La previsione di cui al citato comma 5 dell’art. 33, al pari delle disposizioni sui permessi mensili retribuiti di cui al comma 3, rientra nel novero delle agevolazioni e provvidenze riconosciute, quale espressione dello Stato sociale, in favore di coloro che si occupano dell’assistenza nei confronti di parenti disabili e ciò sul presupposto che il ruolo delle famiglie “resta fondamentale nella cura e nell’assistenza dei soggetti portatori di handicap” (Corte Cost. n. 213 del 2016; n. 203 del 2013; n. 19 del 2009; n. 158 del 2007 e n. 233 del 2005).
L’assistenza del disabile e, in particolare, il soddisfacimento dell’esigenza di socializzazione, in tutte le sue modalità esplicative, costituiscono fondamentali fattori di sviluppo della personalità e idonei strumenti di tutela della salute del portatore di handicap, intesa nella sua accezione più ampia di salute psico-fisica (Corte Cost. n. 213 del 2016; n. 158 del 2007 e n. 350 del 2003).

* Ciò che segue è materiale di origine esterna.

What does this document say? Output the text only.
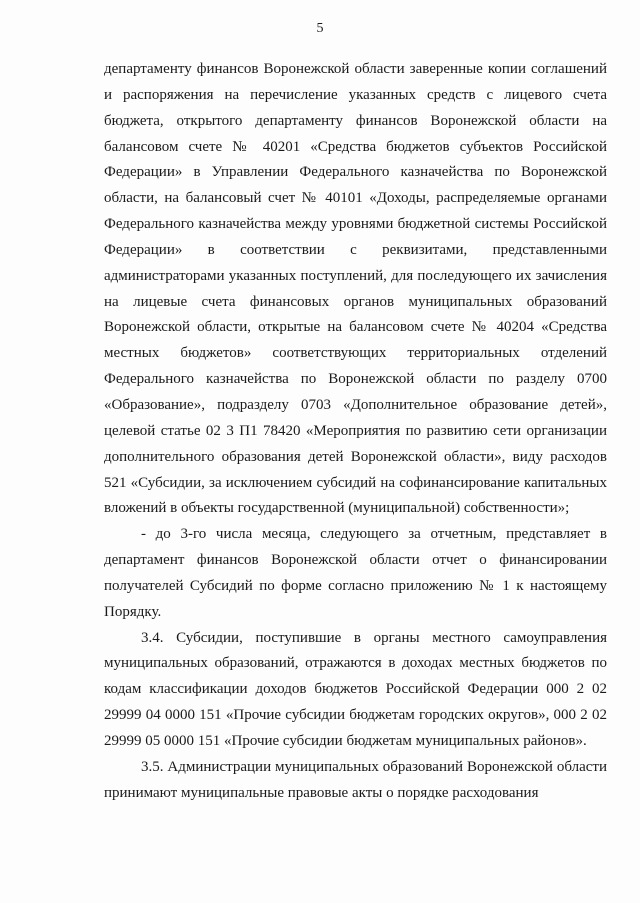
5

департаменту финансов Воронежской области заверенные копии соглашений и распоряжения на перечисление указанных средств с лицевого счета бюджета, открытого департаменту финансов Воронежской области на балансовом счете № 40201 «Средства бюджетов субъектов Российской Федерации» в Управлении Федерального казначейства по Воронежской области, на балансовый счет № 40101 «Доходы, распределяемые органами Федерального казначейства между уровнями бюджетной системы Российской Федерации» в соответствии с реквизитами, представленными администраторами указанных поступлений, для последующего их зачисления на лицевые счета финансовых органов муниципальных образований Воронежской области, открытые на балансовом счете № 40204 «Средства местных бюджетов» соответствующих территориальных отделений Федерального казначейства по Воронежской области по разделу 0700 «Образование», подразделу 0703 «Дополнительное образование детей», целевой статье 02 3 П1 78420 «Мероприятия по развитию сети организации дополнительного образования детей Воронежской области», виду расходов 521 «Субсидии, за исключением субсидий на софинансирование капитальных вложений в объекты государственной (муниципальной) собственности»;

- до 3-го числа месяца, следующего за отчетным, представляет в департамент финансов Воронежской области отчет о финансировании получателей Субсидий по форме согласно приложению № 1 к настоящему Порядку.

3.4. Субсидии, поступившие в органы местного самоуправления муниципальных образований, отражаются в доходах местных бюджетов по кодам классификации доходов бюджетов Российской Федерации 000 2 02 29999 04 0000 151 «Прочие субсидии бюджетам городских округов», 000 2 02 29999 05 0000 151 «Прочие субсидии бюджетам муниципальных районов».

3.5. Администрации муниципальных образований Воронежской области принимают муниципальные правовые акты о порядке расходования
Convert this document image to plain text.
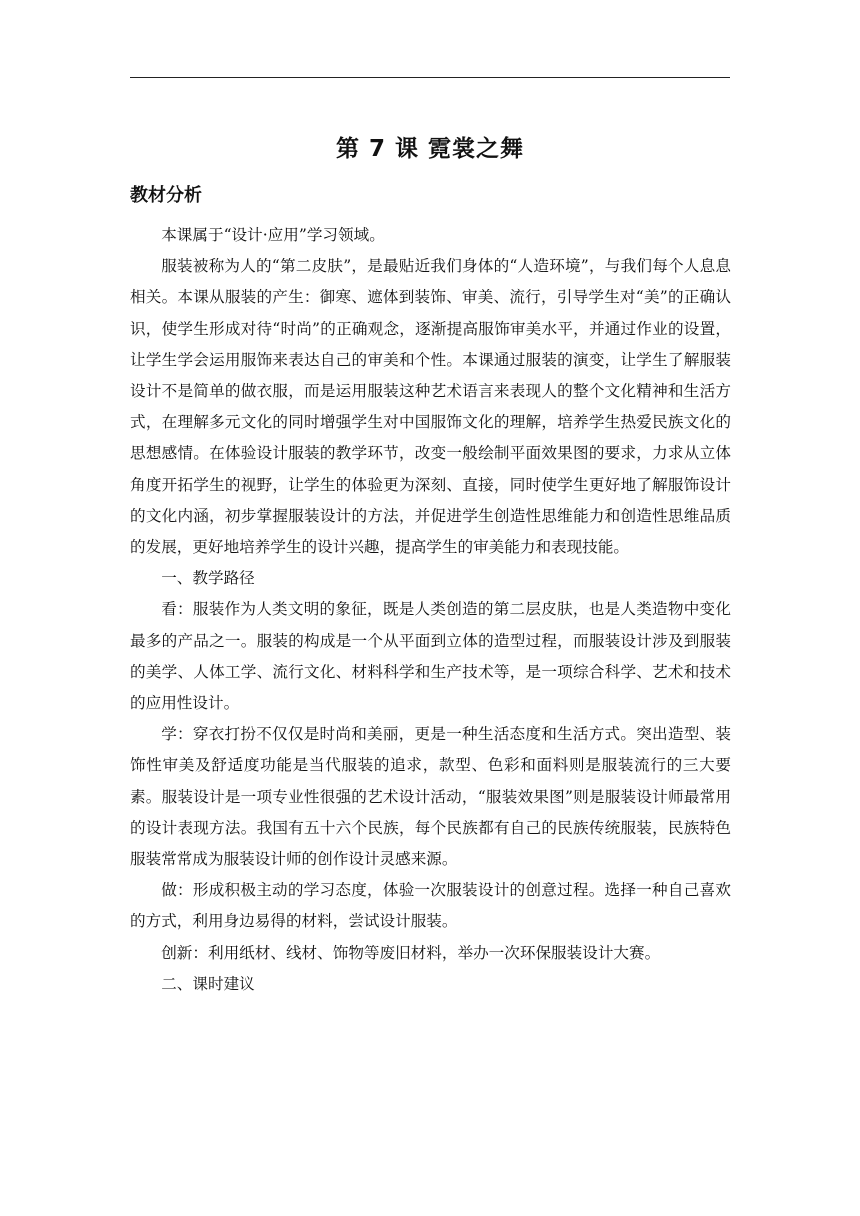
第 7 课 霓裳之舞
教材分析

本课属于“设计·应用”学习领域。

服装被称为人的“第二皮肤”，是最贴近我们身体的“人造环境”，与我们每个人息息相关。本课从服装的产生：御寒、遮体到装饰、审美、流行，引导学生对“美”的正确认识，使学生形成对待“时尚”的正确观念，逐渐提高服饰审美水平，并通过作业的设置，让学生学会运用服饰来表达自己的审美和个性。本课通过服装的演变，让学生了解服装设计不是简单的做衣服，而是运用服装这种艺术语言来表现人的整个文化精神和生活方式，在理解多元文化的同时增强学生对中国服饰文化的理解，培养学生热爱民族文化的思想感情。在体验设计服装的教学环节，改变一般绘制平面效果图的要求，力求从立体角度开拓学生的视野，让学生的体验更为深刻、直接，同时使学生更好地了解服饰设计的文化内涵，初步掌握服装设计的方法，并促进学生创造性思维能力和创造性思维品质的发展，更好地培养学生的设计兴趣，提高学生的审美能力和表现技能。

一、教学路径

看：服装作为人类文明的象征，既是人类创造的第二层皮肤，也是人类造物中变化最多的产品之一。服装的构成是一个从平面到立体的造型过程，而服装设计涉及到服装的美学、人体工学、流行文化、材料科学和生产技术等，是一项综合科学、艺术和技术的应用性设计。

学：穿衣打扮不仅仅是时尚和美丽，更是一种生活态度和生活方式。突出造型、装饰性审美及舒适度功能是当代服装的追求，款型、色彩和面料则是服装流行的三大要素。服装设计是一项专业性很强的艺术设计活动，“服装效果图”则是服装设计师最常用的设计表现方法。我国有五十六个民族，每个民族都有自己的民族传统服装，民族特色服装常常成为服装设计师的创作设计灵感来源。

做：形成积极主动的学习态度，体验一次服装设计的创意过程。选择一种自己喜欢的方式，利用身边易得的材料，尝试设计服装。

创新：利用纸材、线材、饰物等废旧材料，举办一次环保服装设计大赛。

二、课时建议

Il diritto alla salute psico-fisica, comprensivo della assistenza e della socializzazione, va dunque garantito e tutelato, al soggetto con handicap in situazione di gravità, sia come singolo che in quanto facente parte di una formazione sociale per la quale, ai sensi dell’art. 2 Cost., deve intendersi “ogni forma di comunità, semplice o complessa, idonea a consentire e favorire il libero sviluppo della persona nella vita di relazione, nel contesto di una valorizzazione del modello pluralistico” (Corte Cost. n. 213 del 2016; n. 138 del 2010), ivi compresa appunto la comunità familiare.

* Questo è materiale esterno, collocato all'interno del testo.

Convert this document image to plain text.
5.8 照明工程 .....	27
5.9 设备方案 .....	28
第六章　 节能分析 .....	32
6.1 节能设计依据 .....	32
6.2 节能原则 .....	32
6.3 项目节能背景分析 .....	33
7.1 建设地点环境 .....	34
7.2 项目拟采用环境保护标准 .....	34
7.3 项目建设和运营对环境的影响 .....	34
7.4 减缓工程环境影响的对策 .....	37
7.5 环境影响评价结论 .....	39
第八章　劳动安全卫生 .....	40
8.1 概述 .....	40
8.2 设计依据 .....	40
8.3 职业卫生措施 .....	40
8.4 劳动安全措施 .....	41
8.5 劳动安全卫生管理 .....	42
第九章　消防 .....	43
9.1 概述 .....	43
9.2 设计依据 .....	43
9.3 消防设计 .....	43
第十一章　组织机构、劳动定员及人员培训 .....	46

L’art. 33, comma 5 disciplina uno strumento indiretto di tutela in favore delle persone in condizione di handicap, attraverso l’agevolazione del familiare lavoratore nella scelta della sede ove svolgere l’attività affinché quest’ultima risulti il più possibile compatibile con la funzione solidaristica di assistenza; circoscrivere l’agevolazione in favore dei familiari della persona disabile al solo momento della scelta iniziale della sede di lavoro, come preteso dalla società ricorrente, equivarrebbe a tagliare fuori dall’ambito di tutela tutti i casi di sopravvenute esigenze di assistenza, in modo del tutto irrazionale e con compromissione dei beni fondamentali richiamati nelle pronunce della Corte Costituzionale sopra citate.